Nah, ini memang memerlukan sosialisasi pemahaman kepada masyarakat secara masif karena ini masalah literasi. Literasi wakaf kita itu rendah sekali, di bawah zakat, masih nol sekian persen. Karena itu pergerakan nasional wakaf uang ini bisa sekaligus mengumpulkan dan mengelola secara lebih profesional agar memberi manfaat yang lebih besar kepada masyarakat.
Bagaimana target anda soal dampak ekonomi syariah ke ekonomi nasional dan kesejahteraan masyarakat?
Dampak yang kita harapkan ada dua: kesejahteraan masyarakat dan penguatan ekonomi nasional. Selain itu dalam rangka pemulihan ekonomi nasional, kami harapkan ekonomi dan keuangan syariah ini berkontribusi besar, juga dalam meningkatkan kesejahteraan (pelaku) UMKM. Karena itu saya menganggap bahwa Perpres ini adalah babak baru pengembangan ekonomi dan keuangan syariah.
Kemudian kami kembangkan dengan empat fokus lahirnya semua ekosistem itu, pengembangan wakaf, merger bank syariah, dan berbagai kolaborasi yang kita bangun. Saya berharap bahwa 2024 sudah terlihat hasilnya terhadap kesejahteraan masyarakat, dalam pemulihan ekonomi maupun penguatan ekonomi nasional. Ini yang menjadi perhatian dari pemerintah.
Bagaimana perkembangan ekonomi syariah dengan adanya digitalisasi? Apakah akan semakin bergerak cepat?
Saya kira opportunity-nya sudah terbuka dan kami sudah punya tekad untuk melakukan upaya digitalisasi di semua sektor, dimulai dari pelayanan pemerintah. Makanya pemerintah sedang menyiapkan semua infrastruktur digitalnya di seluruh Indonesia dan selama tiga tahun ini sudah hampir semua. Dari laporan yang saya terima yang masih kurang itu Papua dan Papua Barat. Oleh karena itu kita ingin di dalam pengembangan ekonomi dan keuangan syariah, harus kita upayakan layanan digitalisasi dan instrumen yang berbasis uang elektronik.

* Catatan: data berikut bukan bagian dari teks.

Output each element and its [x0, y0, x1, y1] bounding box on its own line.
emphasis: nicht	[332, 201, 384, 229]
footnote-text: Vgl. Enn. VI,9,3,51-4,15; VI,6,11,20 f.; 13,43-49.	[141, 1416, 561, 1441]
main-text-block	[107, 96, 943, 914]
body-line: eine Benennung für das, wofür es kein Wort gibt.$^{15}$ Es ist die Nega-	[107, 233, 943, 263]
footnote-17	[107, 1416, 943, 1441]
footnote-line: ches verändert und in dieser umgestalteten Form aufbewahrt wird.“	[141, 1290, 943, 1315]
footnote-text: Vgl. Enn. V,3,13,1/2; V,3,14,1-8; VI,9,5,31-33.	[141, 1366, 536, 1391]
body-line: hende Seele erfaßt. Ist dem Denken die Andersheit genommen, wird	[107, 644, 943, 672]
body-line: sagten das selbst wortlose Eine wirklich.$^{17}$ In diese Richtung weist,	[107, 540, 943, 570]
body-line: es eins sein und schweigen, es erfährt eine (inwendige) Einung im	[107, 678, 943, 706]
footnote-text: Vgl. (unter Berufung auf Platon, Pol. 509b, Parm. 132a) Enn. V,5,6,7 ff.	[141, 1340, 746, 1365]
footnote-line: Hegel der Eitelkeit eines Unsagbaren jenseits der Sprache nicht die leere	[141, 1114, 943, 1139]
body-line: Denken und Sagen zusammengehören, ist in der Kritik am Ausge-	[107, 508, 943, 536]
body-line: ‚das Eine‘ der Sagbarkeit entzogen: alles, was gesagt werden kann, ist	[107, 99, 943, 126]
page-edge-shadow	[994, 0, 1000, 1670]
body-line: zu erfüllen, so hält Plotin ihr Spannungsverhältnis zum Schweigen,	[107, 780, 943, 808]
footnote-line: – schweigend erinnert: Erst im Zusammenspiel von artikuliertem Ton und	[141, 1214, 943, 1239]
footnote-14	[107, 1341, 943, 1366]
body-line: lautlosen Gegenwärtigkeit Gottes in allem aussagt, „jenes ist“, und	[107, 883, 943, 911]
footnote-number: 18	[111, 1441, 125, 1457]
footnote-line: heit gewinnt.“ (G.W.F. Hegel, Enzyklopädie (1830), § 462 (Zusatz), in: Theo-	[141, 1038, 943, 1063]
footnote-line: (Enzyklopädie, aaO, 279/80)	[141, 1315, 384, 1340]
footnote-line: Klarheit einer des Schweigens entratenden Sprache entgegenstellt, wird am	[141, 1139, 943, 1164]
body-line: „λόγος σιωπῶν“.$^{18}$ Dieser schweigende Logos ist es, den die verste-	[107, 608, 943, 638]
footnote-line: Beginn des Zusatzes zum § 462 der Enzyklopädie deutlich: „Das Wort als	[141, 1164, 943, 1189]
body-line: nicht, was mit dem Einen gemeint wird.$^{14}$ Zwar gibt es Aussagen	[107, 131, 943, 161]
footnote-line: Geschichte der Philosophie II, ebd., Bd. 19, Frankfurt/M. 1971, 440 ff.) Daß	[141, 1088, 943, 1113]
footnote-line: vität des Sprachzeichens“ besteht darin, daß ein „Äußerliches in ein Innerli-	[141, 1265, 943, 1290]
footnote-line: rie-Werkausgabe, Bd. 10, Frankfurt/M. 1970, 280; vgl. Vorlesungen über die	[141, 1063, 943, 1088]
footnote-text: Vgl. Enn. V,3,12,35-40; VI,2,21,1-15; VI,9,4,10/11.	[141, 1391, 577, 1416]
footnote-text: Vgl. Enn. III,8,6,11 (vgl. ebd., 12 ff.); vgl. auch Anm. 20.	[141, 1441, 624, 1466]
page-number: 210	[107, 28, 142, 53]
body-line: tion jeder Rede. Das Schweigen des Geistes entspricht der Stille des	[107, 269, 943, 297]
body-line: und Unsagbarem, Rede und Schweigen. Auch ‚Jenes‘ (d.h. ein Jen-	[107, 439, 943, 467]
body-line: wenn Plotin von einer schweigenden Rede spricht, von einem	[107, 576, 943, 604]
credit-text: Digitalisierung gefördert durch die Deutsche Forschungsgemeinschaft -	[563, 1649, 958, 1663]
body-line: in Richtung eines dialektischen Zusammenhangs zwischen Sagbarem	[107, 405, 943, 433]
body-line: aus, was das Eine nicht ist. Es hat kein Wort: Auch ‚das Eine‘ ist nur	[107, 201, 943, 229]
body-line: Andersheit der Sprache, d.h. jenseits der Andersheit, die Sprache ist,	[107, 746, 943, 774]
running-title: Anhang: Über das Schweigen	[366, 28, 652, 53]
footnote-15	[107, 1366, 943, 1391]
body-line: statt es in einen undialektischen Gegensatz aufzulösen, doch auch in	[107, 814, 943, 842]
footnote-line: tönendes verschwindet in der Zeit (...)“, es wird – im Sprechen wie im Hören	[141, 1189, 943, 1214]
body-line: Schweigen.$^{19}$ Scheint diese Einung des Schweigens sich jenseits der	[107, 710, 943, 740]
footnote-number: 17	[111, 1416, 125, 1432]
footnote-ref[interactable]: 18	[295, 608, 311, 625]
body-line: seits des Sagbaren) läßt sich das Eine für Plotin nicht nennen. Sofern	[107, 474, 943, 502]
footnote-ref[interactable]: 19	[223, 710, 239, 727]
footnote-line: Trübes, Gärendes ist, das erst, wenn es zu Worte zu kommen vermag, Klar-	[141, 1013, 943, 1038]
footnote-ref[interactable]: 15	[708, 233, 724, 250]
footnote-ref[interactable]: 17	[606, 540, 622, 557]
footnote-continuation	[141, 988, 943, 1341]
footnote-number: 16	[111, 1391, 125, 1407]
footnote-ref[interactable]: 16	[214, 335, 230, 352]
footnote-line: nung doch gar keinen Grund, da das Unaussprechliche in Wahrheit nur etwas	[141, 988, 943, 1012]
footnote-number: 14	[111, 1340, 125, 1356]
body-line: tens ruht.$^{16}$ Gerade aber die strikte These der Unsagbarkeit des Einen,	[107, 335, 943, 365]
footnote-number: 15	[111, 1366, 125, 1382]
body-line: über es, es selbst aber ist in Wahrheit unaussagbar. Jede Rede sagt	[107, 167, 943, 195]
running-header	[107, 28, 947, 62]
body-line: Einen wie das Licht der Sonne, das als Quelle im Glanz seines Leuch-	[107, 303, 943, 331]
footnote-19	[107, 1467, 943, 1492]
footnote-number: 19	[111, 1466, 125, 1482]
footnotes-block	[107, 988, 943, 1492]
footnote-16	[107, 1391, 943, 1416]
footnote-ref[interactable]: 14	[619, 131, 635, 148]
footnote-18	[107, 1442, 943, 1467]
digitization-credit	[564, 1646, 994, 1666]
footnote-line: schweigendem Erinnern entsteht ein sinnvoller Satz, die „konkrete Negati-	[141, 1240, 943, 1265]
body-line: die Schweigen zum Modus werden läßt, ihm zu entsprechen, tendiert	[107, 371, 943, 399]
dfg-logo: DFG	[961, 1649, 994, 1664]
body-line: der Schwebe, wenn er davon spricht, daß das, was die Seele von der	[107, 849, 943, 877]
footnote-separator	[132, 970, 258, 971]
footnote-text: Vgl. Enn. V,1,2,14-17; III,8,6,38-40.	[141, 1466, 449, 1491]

Contohnya fintech ini sudah dikembangkan juga di sistem keuangan syariah seperti zakat dan wakaf. Fatwanya sudah dikeluarkan oleh Dewan Syariah Nasional, kemudian teknologinya sudah dikembangkan oleh sistem perbankan juga lembaga-lembaga wakaf. Zakat juga sudah menggunakan sistem ini, bahkan sudah dibantu termasuk Linkaja, Gopay, hingga OVO.

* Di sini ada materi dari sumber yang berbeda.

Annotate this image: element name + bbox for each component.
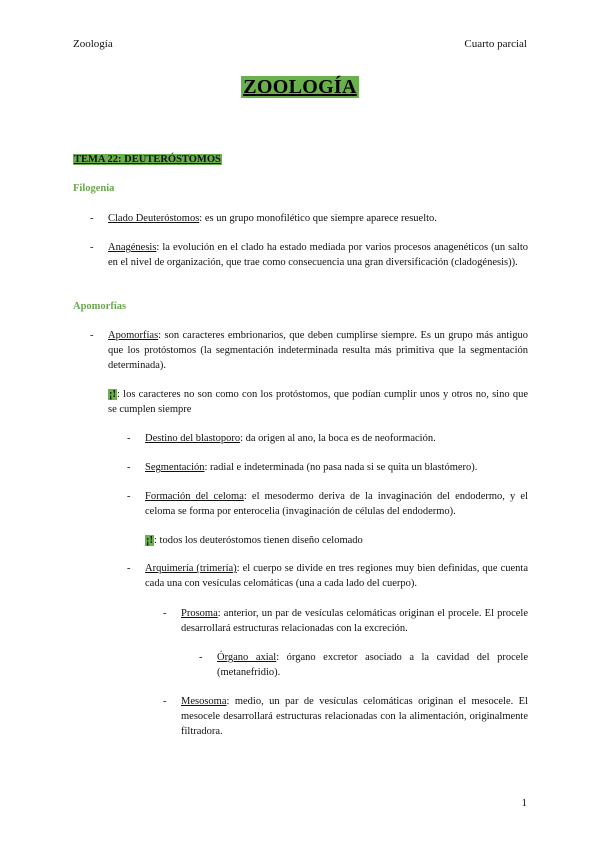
text-organo-axial: : órgano excretor asociado a la cavidad del procele (metanefridio). — [217, 652, 528, 678]
section-apomorfias: Apomorfías — [73, 301, 127, 312]
page-number: 1 — [521, 797, 527, 809]
note-caracteres — [108, 387, 528, 417]
term-celoma: Formación del celoma — [145, 491, 244, 502]
bullet-dash: - — [127, 433, 131, 444]
page-title — [0, 76, 600, 98]
text-celoma: : el mesodermo deriva de la invaginación del endodermo, y el celoma se forma por enterocelia (invaginación de células del endodermo). — [145, 491, 528, 517]
term-anagenesis: Anagénesis — [108, 242, 157, 253]
list-item-arquimeria — [145, 561, 528, 591]
bullet-dash: - — [127, 563, 131, 574]
bullet-dash: - — [127, 462, 131, 473]
page-title-text: ZOOLOGÍA — [243, 76, 357, 98]
bullet-dash: - — [199, 652, 203, 663]
text-destino: : da origen al ano, la boca es de neoformación. — [240, 433, 436, 444]
note-mark: ¡! — [109, 389, 116, 400]
list-item-organo-axial — [217, 650, 528, 680]
note-celomado — [145, 533, 528, 548]
term-destino: Destino del blastoporo — [145, 433, 241, 444]
term-clado: Clado Deuteróstomos — [108, 213, 200, 224]
term-arquimeria: Arquimería (trimería) — [145, 563, 237, 574]
topic-heading — [73, 152, 222, 167]
list-item-clado — [108, 211, 528, 226]
list-item-prosoma — [181, 606, 528, 636]
term-mesosoma: Mesosoma — [181, 696, 227, 707]
bullet-dash: - — [90, 213, 94, 224]
list-item-celoma — [145, 489, 528, 519]
term-prosoma: Prosoma — [181, 608, 218, 619]
text-anagenesis: : la evolución en el clado ha estado mediada por varios procesos anagenéticos (un salto en el nivel de organización, que trae como consecuencia una gran diversificación (cladogénesis)). — [108, 242, 528, 268]
text-clado: : es un grupo monofilético que siempre aparece resuelto. — [199, 213, 437, 224]
note-text: : todos los deuteróstomos tienen diseño celomado — [154, 535, 363, 546]
topic-heading-text: TEMA 22: DEUTERÓSTOMOS — [74, 154, 221, 165]
note-text: : los caracteres no son como con los protóstomos, que podían cumplir unos y otros no, sino que se cumplen siempre — [108, 389, 528, 415]
text-segmentacion: : radial e indeterminada (no pasa nada si se quita un blastómero). — [204, 462, 478, 473]
bullet-dash: - — [163, 608, 167, 619]
list-item-apomorfias — [108, 328, 528, 373]
text-arquimeria: : el cuerpo se divide en tres regiones muy bien definidas, que cuenta cada una con vesículas celomáticas (una a cada lado del cuerpo). — [145, 563, 528, 589]
section-filogenia: Filogenia — [73, 183, 115, 194]
header-left: Zoología — [73, 38, 113, 50]
header-right: Cuarto parcial — [464, 38, 527, 50]
term-apomorfias: Apomorfías — [108, 330, 159, 341]
bullet-dash: - — [127, 491, 131, 502]
text-mesosoma: : medio, un par de vesículas celomáticas originan el mesocele. El mesocele desarrollará estructuras relacionadas con la alimentación, originalmente filtradora. — [181, 696, 528, 737]
bullet-dash: - — [163, 696, 167, 707]
bullet-dash: - — [90, 330, 94, 341]
text-prosoma: : anterior, un par de vesículas celomáticas originan el procele. El procele desarrollará estructuras relacionadas con la excreción. — [181, 608, 528, 634]
list-item-anagenesis — [108, 240, 528, 270]
term-organo-axial: Órgano axial — [217, 652, 277, 663]
bullet-dash: - — [90, 242, 94, 253]
term-segmentacion: Segmentación — [145, 462, 205, 473]
text-apomorfias: : son caracteres embrionarios, que deben cumplirse siempre. Es un grupo más antiguo que los protóstomos (la segmentación indeterminada resulta más primitiva que la segmentación determinada). — [108, 330, 528, 371]
list-item-segmentacion — [145, 460, 528, 475]
list-item-destino — [145, 431, 528, 446]
list-item-mesosoma — [181, 694, 528, 739]
note-mark: ¡! — [146, 535, 153, 546]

Bahkan e-commerce seperti Tokopedia, Shopee, Bukalapak, dan Blibli sudah ikut mengembangkan sistem keuangan dan ekonomi syariah syariah. Tinggal literasi, sosialisasi, dan edukasi masyarakat yang terus kita kampanyekan. Memang ini sudah merupakan satu tren global dan kami ingin menjadi negara yang mengembangkan teknologi digital dan infrastruktur sudah kami siapkan agar sistem keuangan dan ekonomi syariah tidak boleh tertinggal.